Saturday, March 31, 2012

Oriental Assurance Corporation vs. CA [G.R. No. 94052 August 9, 1991, 200 SCRA 459]

Facts: Panama bought, in Palawan, 1,208 pieces of apitong logs, with a total volume of 2,000 cubic meters. It hired Transpacific Towage, Inc., to transport said logs by sea to Manila and insured it against loss for P1-M with Oriental Assurance. 

The policy was issued. It is stipulated there, among others, that the subject matter insured is 2,000 cubic meters of apitong logs and that the vessels to be utilized are the following: MT. 'Seminole', Barge PCT-7000 for the 1,000 cubic meter of apitong logs and Barge Transpac-1000 for the other 1,000 cubic meter of apitong logs. It is also stipulated in the policy that the insurance is against TOTAL LOSS only, and it is subject to the following clauses, to wit: Civil Code Article 1250 Waiver clause, Typhoon warranty clause, and Omnibus clause. 

The logs were loaded on the 2 barges: (1) on barge PCT-7000, 610 pieces of logs with a volume of 1,000 cubicmeters; and (2) on Barge TPAC-1000, 598 pieces of logs, also with a volume of 1,000 cubic meters. On 28 January 1986, the 2 barges were towed by MT 'Seminole'(tugboat), during the voyage, rough seas and strong winds caused damage to Barge TPAC-1000 resulting in the loss of 497 pieces of logs out of the 598 pieces loaded thereon. 

Panama demanded payment for the loss but Oriental Assurance refused on the ground that its contracted liability was for "TOTAL LOSS ONLY." Consequently, Panama filed a Complaint for Damages against Ever Insurance Agency (allegedly, also liable), Benito Sy Lee Yong and Oriental Assurance, before the RTC-Kalookan. 

RTC rendered a decision ordering Oriental Assurance to pay Panama P415,000.00 as insurance indemnity. Both parties appealed. The appellate court affirmed the RTC decision. Both RTC and CA shared the view that the insurance contract should be liberally construed in order to avoid a denial of substantial justice; that the logs loaded in the two barges should be treated separately such that the loss sustained by the shipment in one of them may be considered as "constructive total loss" and correspondingly compensable. 

Oriental Assurance filed a petition for review on certiorari challenging the aforesaid dispositions. 

Issue: Is Oriental Assurance liable? 

Held: No. The SC held that the terms of the contract constitute the measure of the insurer’s liability and compliance therewith is a condition precedent to the insured's right to recovery from the insurer.

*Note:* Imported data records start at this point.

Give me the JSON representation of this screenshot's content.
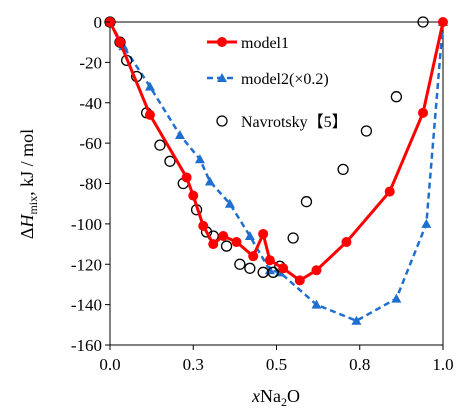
{
  "chart_data": {
    "type": "line",
    "xlabel": "xNa2O",
    "xlabel_parts": {
      "italic": "x",
      "main": "Na",
      "sub": "2",
      "tail": "O"
    },
    "ylabel": "ΔHmix, kJ / mol",
    "ylabel_parts": {
      "delta": "Δ",
      "italic": "H",
      "sub": "mix",
      "tail": ", kJ / mol"
    },
    "xlim": [
      0,
      1
    ],
    "ylim": [
      -160,
      0
    ],
    "x_ticks": [
      0,
      0.25,
      0.5,
      0.75,
      1.0
    ],
    "x_tick_labels": [
      "0.0",
      "0.3",
      "0.5",
      "0.8",
      "1.0"
    ],
    "y_ticks": [
      0,
      -20,
      -40,
      -60,
      -80,
      -100,
      -120,
      -140,
      -160
    ],
    "y_tick_labels": [
      "0",
      "-20",
      "-40",
      "-60",
      "-80",
      "-100",
      "-120",
      "-140",
      "-160"
    ],
    "grid": false,
    "legend_position": "top-right",
    "series": [
      {
        "name": "model1",
        "style": "line-circle",
        "color": "#ff0000",
        "x": [
          0.0,
          0.03,
          0.12,
          0.23,
          0.25,
          0.28,
          0.31,
          0.34,
          0.38,
          0.43,
          0.46,
          0.48,
          0.52,
          0.57,
          0.62,
          0.71,
          0.84,
          0.94,
          1.0
        ],
        "y": [
          0,
          -10,
          -46,
          -77,
          -86,
          -101,
          -110,
          -106,
          -109,
          -116,
          -105,
          -118,
          -122,
          -128,
          -123,
          -109,
          -84,
          -45,
          0
        ]
      },
      {
        "name": "model2(×0.2)",
        "style": "dashed-triangle",
        "color": "#1f6fd0",
        "x": [
          0.0,
          0.04,
          0.12,
          0.21,
          0.27,
          0.3,
          0.36,
          0.42,
          0.48,
          0.51,
          0.62,
          0.74,
          0.86,
          0.95,
          1.0
        ],
        "y": [
          0,
          -12,
          -32,
          -56,
          -68,
          -79,
          -90,
          -106,
          -123,
          -124,
          -140,
          -148,
          -137,
          -100,
          0
        ]
      },
      {
        "name": "Navrotsky【5】",
        "style": "open-circle",
        "color": "#000000",
        "x": [
          0.0,
          0.03,
          0.05,
          0.08,
          0.11,
          0.15,
          0.18,
          0.22,
          0.26,
          0.29,
          0.31,
          0.35,
          0.39,
          0.42,
          0.46,
          0.49,
          0.51,
          0.55,
          0.59,
          0.7,
          0.77,
          0.86,
          0.94
        ],
        "y": [
          0,
          -10,
          -19,
          -27,
          -45,
          -61,
          -69,
          -80,
          -93,
          -104,
          -106,
          -111,
          -120,
          -122,
          -124,
          -124,
          -121,
          -107,
          -89,
          -73,
          -54,
          -37,
          0
        ]
      }
    ]
  }
}
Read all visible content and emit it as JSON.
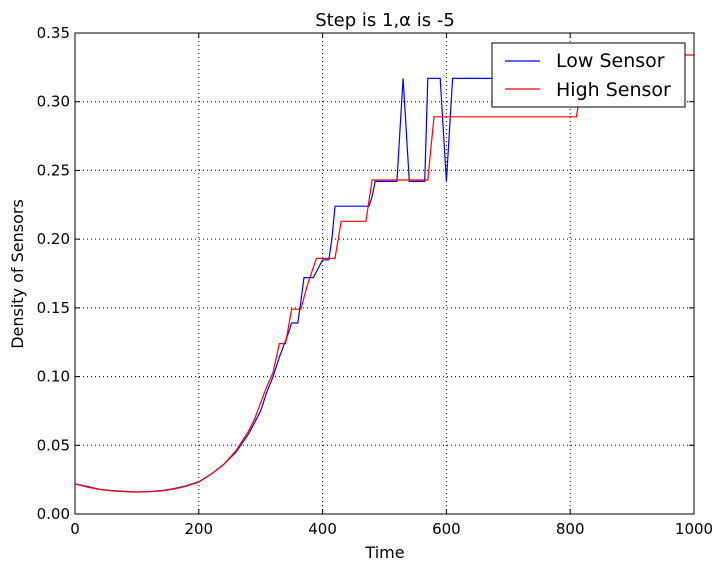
{
  "chart_data": {
    "type": "line",
    "title": "Step is 1,α is -5",
    "xlabel": "Time",
    "ylabel": "Density of Sensors",
    "xlim": [
      0,
      1000
    ],
    "ylim": [
      0,
      0.35
    ],
    "x_ticks": [
      0,
      200,
      400,
      600,
      800,
      1000
    ],
    "x_tick_labels": [
      "0",
      "200",
      "400",
      "600",
      "800",
      "1000"
    ],
    "y_ticks": [
      0,
      0.05,
      0.1,
      0.15,
      0.2,
      0.25,
      0.3,
      0.35
    ],
    "y_tick_labels": [
      "0.00",
      "0.05",
      "0.10",
      "0.15",
      "0.20",
      "0.25",
      "0.30",
      "0.35"
    ],
    "grid": true,
    "legend_position": "top-right",
    "series": [
      {
        "name": "Low Sensor",
        "color": "#0000ff",
        "points": [
          [
            0,
            0.022
          ],
          [
            20,
            0.02
          ],
          [
            40,
            0.018
          ],
          [
            60,
            0.017
          ],
          [
            80,
            0.0165
          ],
          [
            100,
            0.016
          ],
          [
            120,
            0.0163
          ],
          [
            140,
            0.017
          ],
          [
            160,
            0.0185
          ],
          [
            180,
            0.0205
          ],
          [
            200,
            0.0235
          ],
          [
            220,
            0.029
          ],
          [
            240,
            0.036
          ],
          [
            260,
            0.045
          ],
          [
            280,
            0.058
          ],
          [
            300,
            0.075
          ],
          [
            310,
            0.089
          ],
          [
            320,
            0.1
          ],
          [
            330,
            0.114
          ],
          [
            340,
            0.126
          ],
          [
            345,
            0.132
          ],
          [
            350,
            0.139
          ],
          [
            360,
            0.139
          ],
          [
            365,
            0.155
          ],
          [
            370,
            0.172
          ],
          [
            385,
            0.172
          ],
          [
            400,
            0.185
          ],
          [
            410,
            0.185
          ],
          [
            415,
            0.2
          ],
          [
            420,
            0.224
          ],
          [
            470,
            0.224
          ],
          [
            475,
            0.224
          ],
          [
            480,
            0.231
          ],
          [
            485,
            0.242
          ],
          [
            520,
            0.242
          ],
          [
            530,
            0.317
          ],
          [
            540,
            0.242
          ],
          [
            565,
            0.242
          ],
          [
            570,
            0.317
          ],
          [
            590,
            0.317
          ],
          [
            600,
            0.242
          ],
          [
            610,
            0.317
          ],
          [
            700,
            0.317
          ]
        ]
      },
      {
        "name": "High Sensor",
        "color": "#ff0000",
        "points": [
          [
            0,
            0.022
          ],
          [
            20,
            0.0195
          ],
          [
            40,
            0.0178
          ],
          [
            60,
            0.0168
          ],
          [
            80,
            0.0162
          ],
          [
            100,
            0.016
          ],
          [
            120,
            0.0162
          ],
          [
            140,
            0.0168
          ],
          [
            160,
            0.0182
          ],
          [
            180,
            0.0202
          ],
          [
            200,
            0.0232
          ],
          [
            220,
            0.029
          ],
          [
            240,
            0.036
          ],
          [
            260,
            0.046
          ],
          [
            280,
            0.06
          ],
          [
            290,
            0.069
          ],
          [
            300,
            0.081
          ],
          [
            310,
            0.093
          ],
          [
            320,
            0.103
          ],
          [
            330,
            0.124
          ],
          [
            340,
            0.124
          ],
          [
            350,
            0.149
          ],
          [
            365,
            0.149
          ],
          [
            375,
            0.166
          ],
          [
            390,
            0.186
          ],
          [
            420,
            0.186
          ],
          [
            430,
            0.213
          ],
          [
            470,
            0.213
          ],
          [
            480,
            0.243
          ],
          [
            570,
            0.243
          ],
          [
            580,
            0.289
          ],
          [
            810,
            0.289
          ],
          [
            815,
            0.303
          ],
          [
            820,
            0.31
          ],
          [
            850,
            0.315
          ],
          [
            880,
            0.325
          ],
          [
            910,
            0.331
          ],
          [
            930,
            0.334
          ],
          [
            1000,
            0.334
          ]
        ]
      }
    ]
  }
}
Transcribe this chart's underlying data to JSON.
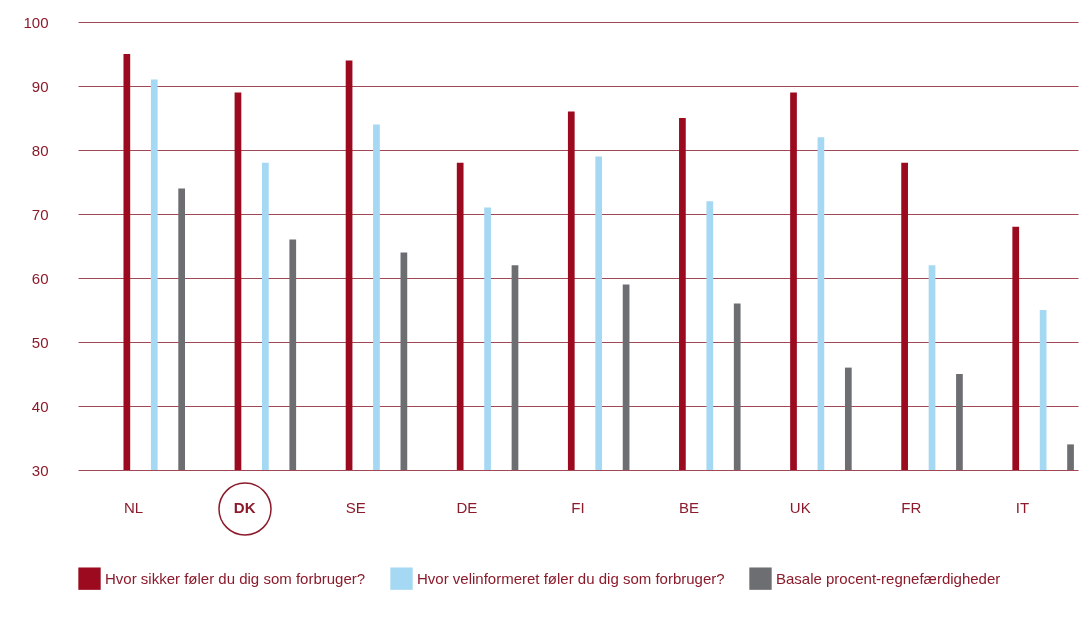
{
  "chart_data": {
    "type": "bar",
    "categories": [
      "NL",
      "DK",
      "SE",
      "DE",
      "FI",
      "BE",
      "UK",
      "FR",
      "IT"
    ],
    "series": [
      {
        "name": "Hvor sikker føler du dig som forbruger?",
        "color": "#9b0a1e",
        "values": [
          95,
          89,
          94,
          78,
          86,
          85,
          89,
          78,
          68
        ]
      },
      {
        "name": "Hvor velinformeret føler du dig som forbruger?",
        "color": "#a5d8f3",
        "values": [
          91,
          78,
          84,
          71,
          79,
          72,
          82,
          62,
          55
        ]
      },
      {
        "name": "Basale procent-regnefærdigheder",
        "color": "#6d6e71",
        "values": [
          74,
          66,
          64,
          62,
          59,
          56,
          46,
          45,
          34
        ]
      }
    ],
    "ylim": [
      30,
      100
    ],
    "yticks": [
      30,
      40,
      50,
      60,
      70,
      80,
      90,
      100
    ],
    "grid": "y",
    "legend": "bottom"
  }
}
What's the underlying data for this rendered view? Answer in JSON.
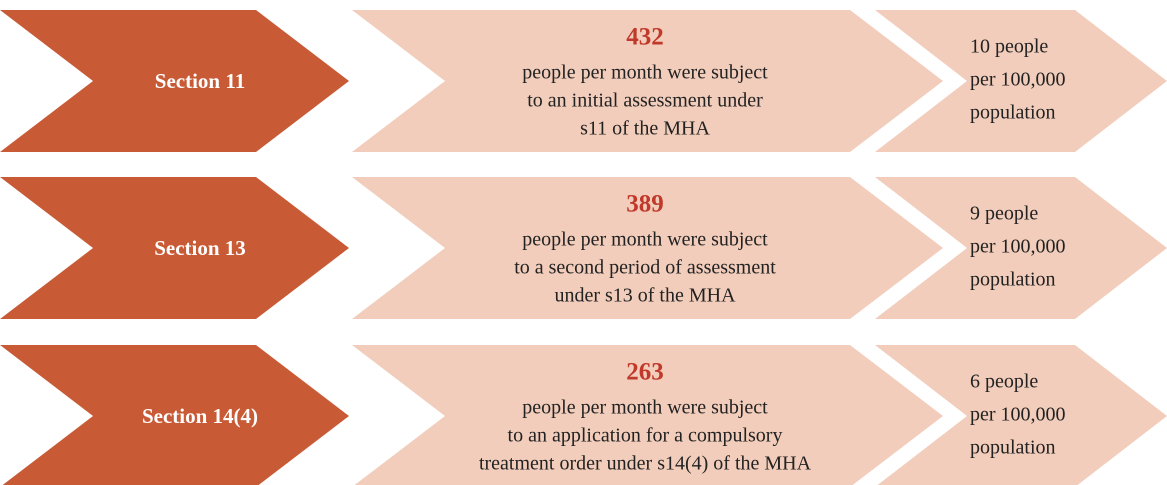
{
  "rows": [
    {
      "section": "Section 11",
      "count": 432,
      "description": [
        "people per month were subject",
        "to an initial assessment under",
        "s11 of the MHA"
      ],
      "rate": [
        "10 people",
        "per 100,000",
        "population"
      ]
    },
    {
      "section": "Section 13",
      "count": 389,
      "description": [
        "people per month were subject",
        "to a second period of assessment",
        "under s13 of the MHA"
      ],
      "rate": [
        "9 people",
        "per 100,000",
        "population"
      ]
    },
    {
      "section": "Section 14(4)",
      "count": 263,
      "description": [
        "people per month were subject",
        "to an application for a compulsory",
        "treatment order under s14(4) of the MHA"
      ],
      "rate": [
        "6 people",
        "per 100,000",
        "population"
      ]
    }
  ]
}
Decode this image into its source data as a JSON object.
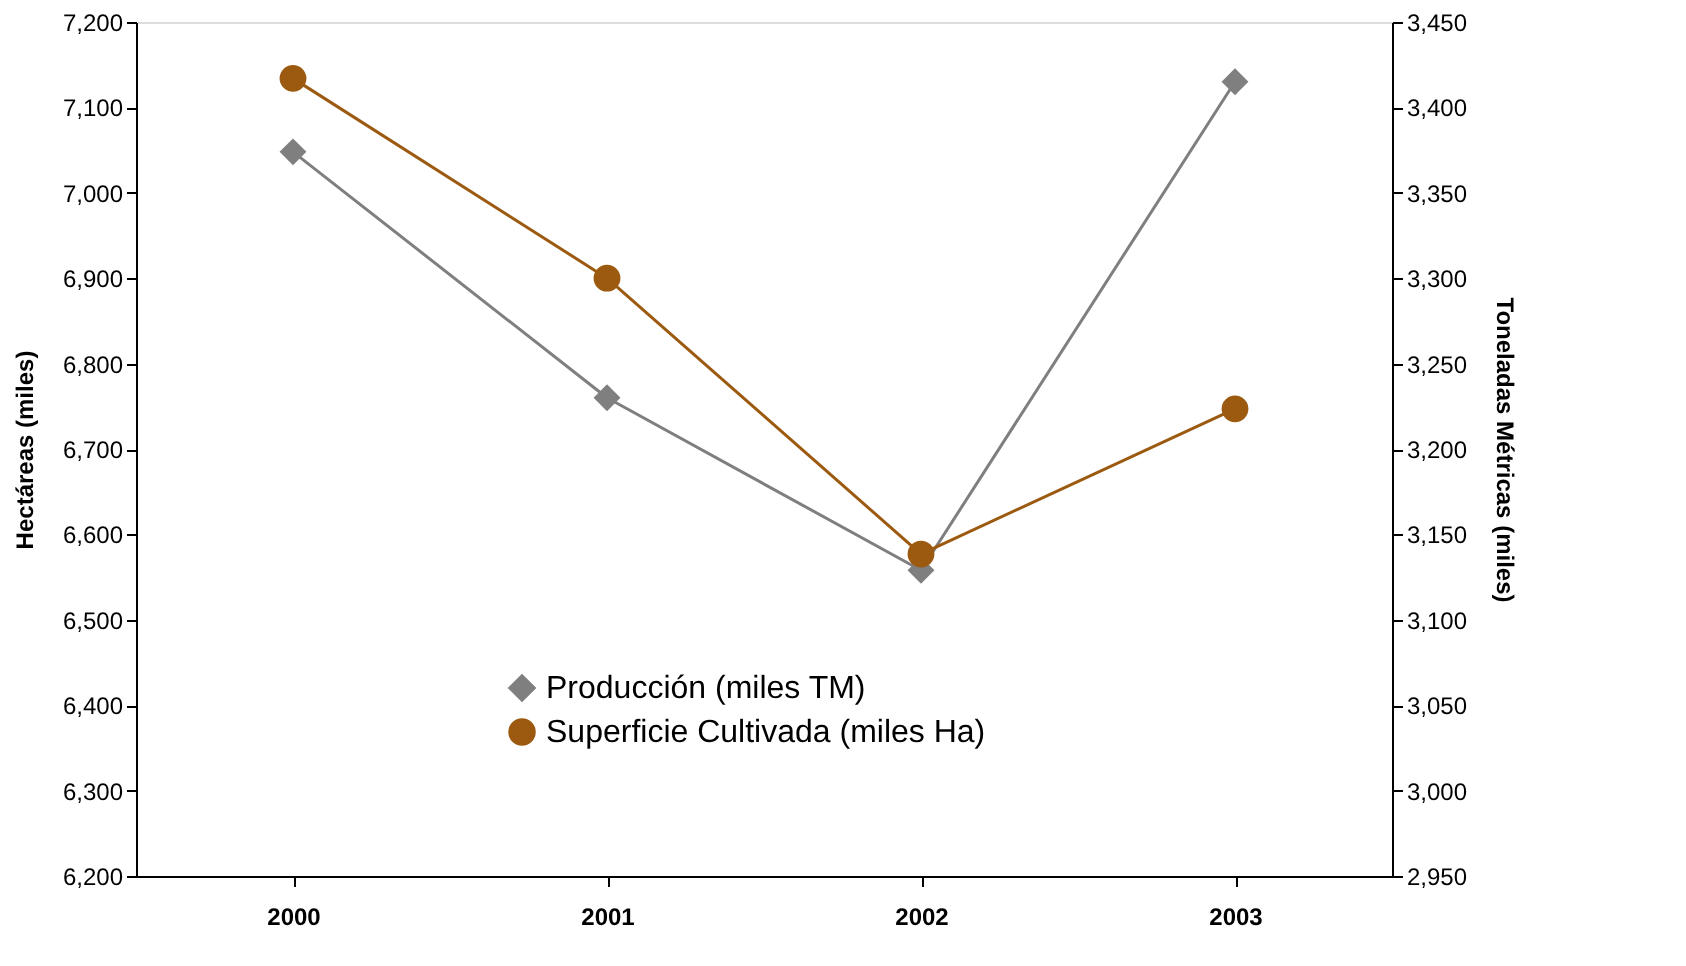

That whether a contract is entire or severable is a question of intention to be determined by the language employed by the parties. The policy in question shows that the subject matter insured was the entire shipment of 2,000 cubic meters of apitong logs. The fact that the logs were loaded on two different barges did not make the contract several and divisible as to the items insured. The logs on the two barges were not separately valued or separately insured. Only one premium was paid for the entire shipment, making for only one cause or consideration. The insurance contract must, therefore, be considered indivisible. 

The law provides that a “constructive total loss”, is one which gives to a person insured by a contract of marine insurance a right to abandon thing insured, or any particular portion thereof separately valued by the policy, or otherwise separately insured, and recover for a total loss thereof, when the cause of the loss is a peril injured against: (a) If more than three-fourths thereof in value is actually lost, or would have to be expended to recover it from the peril; (b) If it is injured to such an extent as to reduce its value more than three-fourths. The logs involved, although placed in two barges, were not separately valued by the policy, nor separately insured. Resultantly, the logs lost in barge TPAC-1000 in relation to the total number of logs loaded on the same barge cannot be made the basis for determining constructive total loss. The logs having been insured as one inseparable unit, the correct basis for determining the existence of constructive total loss is the totality of the shipment of logs. Of the entirety of 1,208, pieces of logs, only 497 pieces thereof were lost or 41.45% of the entire shipment. Since the cost of those 497 pieces does not exceed 75% of the value of all 1,208 pieces of logs, the shipment cannot be said to have sustained a constructive total loss. Hence, no recovery can be had against Oriental Assurance. The latter has no liability under the policy.